Ironically, the Rhyason case was appealed all the way to the Supreme Court of Canada on the basis of a dissent in the Alberta Court of Appeal. Although the Supreme Court of Canada ultimately dismissed the Appellant’s appeal, it was a split 5:4 decision – a far cry from an appeal, which Justice Berger characterized as not having a strong prospect of success.
The Rhyason analysis was recently tested in the Alberta Court of Appeal case from 2015 in the Awer decision. Justice Berger was again faced with a bail pending application in which the Crown, opposing the release, urged the court to enter into a Rhyason analysis tying the strength of the appeal to the public interest issue. In releasing the Appellant on bail, Justice Berger attempted to limit the broad test he enunciated in Rhyason. Thus, in Awer, he found that the Rhyason analysis was only engaged when there was a “moderate” to “compelling’ public interest in detention, which was not the case in Awer. It should be noted that in Awer the accused was convicted of a serious sexual assault but there was conflicting expert evidence which, according to Justice Berger, “was a critical component” to the finding of guilt or innocence. Awer was released as his appeal was not frivolous and the terms of the bail could ensure public safety.
The Newfoundland Court of Appeal has taken a position strongly opposed to Rhyason in a number of cases (see Parsons, Allen, and Newman) and will not take into account the strength of the appeal under the public interest ground. The British Columbia Court of Appeal in Ali and in Al-Maliki cases appears to be firmly on side with Alberta.

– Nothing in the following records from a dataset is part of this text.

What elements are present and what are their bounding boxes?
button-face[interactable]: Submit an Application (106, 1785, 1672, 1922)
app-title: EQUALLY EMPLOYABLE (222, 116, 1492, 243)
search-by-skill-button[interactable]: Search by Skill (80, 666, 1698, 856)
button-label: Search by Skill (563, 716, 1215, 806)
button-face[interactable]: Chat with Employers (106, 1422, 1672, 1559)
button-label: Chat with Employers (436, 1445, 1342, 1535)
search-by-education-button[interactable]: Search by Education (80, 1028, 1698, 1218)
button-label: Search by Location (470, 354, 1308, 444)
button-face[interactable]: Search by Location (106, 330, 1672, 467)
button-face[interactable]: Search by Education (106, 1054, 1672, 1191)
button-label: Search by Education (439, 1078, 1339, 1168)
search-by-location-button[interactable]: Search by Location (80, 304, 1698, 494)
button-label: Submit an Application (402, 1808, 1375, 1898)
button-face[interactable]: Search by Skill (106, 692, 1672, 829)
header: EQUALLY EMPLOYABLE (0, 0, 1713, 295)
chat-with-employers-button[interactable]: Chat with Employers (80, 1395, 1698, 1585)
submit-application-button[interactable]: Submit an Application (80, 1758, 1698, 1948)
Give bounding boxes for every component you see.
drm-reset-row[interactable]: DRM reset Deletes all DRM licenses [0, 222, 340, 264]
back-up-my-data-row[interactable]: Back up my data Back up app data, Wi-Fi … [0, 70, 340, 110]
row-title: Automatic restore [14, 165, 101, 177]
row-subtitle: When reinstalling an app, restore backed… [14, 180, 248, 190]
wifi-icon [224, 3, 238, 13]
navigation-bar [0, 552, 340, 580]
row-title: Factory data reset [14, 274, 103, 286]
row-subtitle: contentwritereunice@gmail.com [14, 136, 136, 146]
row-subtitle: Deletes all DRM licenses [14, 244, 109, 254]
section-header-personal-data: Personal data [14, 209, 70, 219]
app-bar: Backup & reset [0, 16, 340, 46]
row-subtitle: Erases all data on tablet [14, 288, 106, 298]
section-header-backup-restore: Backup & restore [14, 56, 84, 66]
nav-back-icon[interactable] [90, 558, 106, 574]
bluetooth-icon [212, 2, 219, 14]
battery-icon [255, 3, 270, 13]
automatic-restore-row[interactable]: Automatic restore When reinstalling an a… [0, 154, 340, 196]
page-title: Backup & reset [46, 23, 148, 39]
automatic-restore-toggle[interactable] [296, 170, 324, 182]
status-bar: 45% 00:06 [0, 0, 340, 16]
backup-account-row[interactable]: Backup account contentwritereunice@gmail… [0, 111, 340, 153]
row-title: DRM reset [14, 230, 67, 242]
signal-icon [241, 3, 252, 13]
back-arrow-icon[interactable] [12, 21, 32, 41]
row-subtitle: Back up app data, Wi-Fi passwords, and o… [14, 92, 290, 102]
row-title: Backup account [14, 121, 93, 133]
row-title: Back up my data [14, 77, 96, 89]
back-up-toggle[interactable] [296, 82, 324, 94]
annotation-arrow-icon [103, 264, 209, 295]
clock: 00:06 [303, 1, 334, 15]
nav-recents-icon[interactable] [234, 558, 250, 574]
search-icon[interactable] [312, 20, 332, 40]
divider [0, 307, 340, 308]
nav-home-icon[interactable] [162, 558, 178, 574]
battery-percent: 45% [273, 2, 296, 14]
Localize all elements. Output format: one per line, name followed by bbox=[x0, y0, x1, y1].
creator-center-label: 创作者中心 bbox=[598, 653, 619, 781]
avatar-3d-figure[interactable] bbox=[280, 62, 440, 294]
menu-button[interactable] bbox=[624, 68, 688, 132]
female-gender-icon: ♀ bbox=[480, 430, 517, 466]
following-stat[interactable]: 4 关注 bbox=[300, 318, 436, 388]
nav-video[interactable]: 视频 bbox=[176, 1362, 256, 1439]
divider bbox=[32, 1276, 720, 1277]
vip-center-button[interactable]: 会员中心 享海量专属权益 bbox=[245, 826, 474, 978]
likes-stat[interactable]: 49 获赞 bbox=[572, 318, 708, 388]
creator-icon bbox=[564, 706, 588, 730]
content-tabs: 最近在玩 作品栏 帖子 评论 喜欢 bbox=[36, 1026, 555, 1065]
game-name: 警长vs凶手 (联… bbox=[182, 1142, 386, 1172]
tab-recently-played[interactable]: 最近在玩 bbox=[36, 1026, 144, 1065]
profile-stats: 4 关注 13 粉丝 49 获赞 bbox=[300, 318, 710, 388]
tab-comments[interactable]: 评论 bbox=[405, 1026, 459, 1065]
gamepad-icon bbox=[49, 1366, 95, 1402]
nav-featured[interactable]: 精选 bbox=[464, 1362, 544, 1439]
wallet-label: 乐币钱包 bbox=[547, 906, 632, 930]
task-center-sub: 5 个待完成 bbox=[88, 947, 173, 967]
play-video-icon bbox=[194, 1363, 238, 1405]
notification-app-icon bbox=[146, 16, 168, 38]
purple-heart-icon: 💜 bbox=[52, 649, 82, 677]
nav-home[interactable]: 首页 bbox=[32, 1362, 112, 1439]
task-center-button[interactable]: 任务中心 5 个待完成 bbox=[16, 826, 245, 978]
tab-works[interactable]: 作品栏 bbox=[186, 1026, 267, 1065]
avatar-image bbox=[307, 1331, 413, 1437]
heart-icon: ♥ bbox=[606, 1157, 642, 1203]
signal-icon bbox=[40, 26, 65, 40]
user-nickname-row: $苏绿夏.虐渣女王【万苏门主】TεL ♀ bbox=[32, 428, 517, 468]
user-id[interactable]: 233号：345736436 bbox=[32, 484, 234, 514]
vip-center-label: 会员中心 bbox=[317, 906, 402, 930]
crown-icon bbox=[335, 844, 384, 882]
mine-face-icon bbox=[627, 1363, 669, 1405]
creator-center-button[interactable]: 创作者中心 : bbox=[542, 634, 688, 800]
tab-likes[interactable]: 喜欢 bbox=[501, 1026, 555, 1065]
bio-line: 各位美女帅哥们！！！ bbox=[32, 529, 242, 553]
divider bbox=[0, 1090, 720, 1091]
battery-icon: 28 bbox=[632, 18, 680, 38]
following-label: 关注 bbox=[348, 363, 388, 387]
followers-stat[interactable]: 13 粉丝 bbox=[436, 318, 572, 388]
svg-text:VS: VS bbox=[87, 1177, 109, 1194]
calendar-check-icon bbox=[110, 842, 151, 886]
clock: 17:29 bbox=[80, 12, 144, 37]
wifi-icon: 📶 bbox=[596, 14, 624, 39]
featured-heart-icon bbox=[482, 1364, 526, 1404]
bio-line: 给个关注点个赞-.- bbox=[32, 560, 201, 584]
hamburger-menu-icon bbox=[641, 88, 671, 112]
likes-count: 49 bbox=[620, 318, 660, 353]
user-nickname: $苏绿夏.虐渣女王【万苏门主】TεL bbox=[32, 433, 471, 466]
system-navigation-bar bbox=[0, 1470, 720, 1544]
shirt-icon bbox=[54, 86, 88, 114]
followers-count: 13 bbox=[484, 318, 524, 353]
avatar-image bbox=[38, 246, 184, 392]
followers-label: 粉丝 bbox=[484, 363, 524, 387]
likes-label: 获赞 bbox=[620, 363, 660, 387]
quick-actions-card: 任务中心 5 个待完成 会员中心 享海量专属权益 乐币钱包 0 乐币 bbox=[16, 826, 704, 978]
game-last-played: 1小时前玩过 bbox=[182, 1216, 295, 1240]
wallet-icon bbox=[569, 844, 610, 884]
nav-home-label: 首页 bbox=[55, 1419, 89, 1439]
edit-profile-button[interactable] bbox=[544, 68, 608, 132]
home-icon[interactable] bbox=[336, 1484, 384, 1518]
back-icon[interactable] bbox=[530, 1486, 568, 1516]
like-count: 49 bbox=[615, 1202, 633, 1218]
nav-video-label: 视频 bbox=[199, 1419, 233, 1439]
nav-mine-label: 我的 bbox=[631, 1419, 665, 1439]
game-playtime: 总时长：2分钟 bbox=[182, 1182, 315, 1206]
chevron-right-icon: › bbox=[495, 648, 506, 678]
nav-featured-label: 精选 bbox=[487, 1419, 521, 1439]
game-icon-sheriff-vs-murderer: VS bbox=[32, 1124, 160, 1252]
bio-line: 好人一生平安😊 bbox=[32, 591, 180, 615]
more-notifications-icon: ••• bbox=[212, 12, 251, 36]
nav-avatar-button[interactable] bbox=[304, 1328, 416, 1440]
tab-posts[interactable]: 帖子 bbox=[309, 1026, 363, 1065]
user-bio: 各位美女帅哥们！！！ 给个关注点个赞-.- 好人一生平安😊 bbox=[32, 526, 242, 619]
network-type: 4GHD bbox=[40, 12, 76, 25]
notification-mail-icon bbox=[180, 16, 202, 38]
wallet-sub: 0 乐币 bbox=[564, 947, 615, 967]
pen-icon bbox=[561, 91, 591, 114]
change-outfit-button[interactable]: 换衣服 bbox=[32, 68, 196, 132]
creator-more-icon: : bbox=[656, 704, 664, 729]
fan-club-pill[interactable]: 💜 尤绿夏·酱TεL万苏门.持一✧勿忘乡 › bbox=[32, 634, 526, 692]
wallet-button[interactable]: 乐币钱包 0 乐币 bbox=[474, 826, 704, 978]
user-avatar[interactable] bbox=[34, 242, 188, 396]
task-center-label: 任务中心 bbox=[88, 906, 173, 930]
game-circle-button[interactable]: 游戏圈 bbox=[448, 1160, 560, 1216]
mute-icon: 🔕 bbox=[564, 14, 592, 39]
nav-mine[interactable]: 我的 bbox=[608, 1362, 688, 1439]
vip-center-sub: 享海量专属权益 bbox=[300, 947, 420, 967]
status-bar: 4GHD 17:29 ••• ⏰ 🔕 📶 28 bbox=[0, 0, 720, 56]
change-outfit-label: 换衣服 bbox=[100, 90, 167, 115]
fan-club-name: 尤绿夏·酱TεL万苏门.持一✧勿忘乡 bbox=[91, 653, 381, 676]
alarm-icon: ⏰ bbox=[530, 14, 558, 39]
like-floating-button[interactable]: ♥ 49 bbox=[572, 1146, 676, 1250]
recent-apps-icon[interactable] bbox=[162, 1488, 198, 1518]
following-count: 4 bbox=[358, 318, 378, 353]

There are many concerns with the Rhyason analysis. As earlier discussed the threshold requirement that the appeal not be frivolous is not only elevated but also fluctuates depending on how compelling the public interest is in a particular case. This uneven application of bail requirements allows for inequities between various Appellants, such as evinced in the Awer and Rhyason cases. As demonstrated in Rhyason, a case, which was not just “clearly” arguable but “strongly” arguable, the Rhyason analysis invites a single Justice to dispose of an arguable appeal without the benefit of a full transcript, a full argument and a full court. Further, this approach fails to properly consider the other important aspect of the public interest – reviewability – and the public confidence resulting from the need to provide a meaningful opportunity for an individual to appeal to protect society from miscarriages of justice. Without a clear and articulable standard, reviewability and our concept of justice will be hampered by an Appellant who abandons an appeal as a result of serving his or her sentence. Such a result is clearly not in the public interest.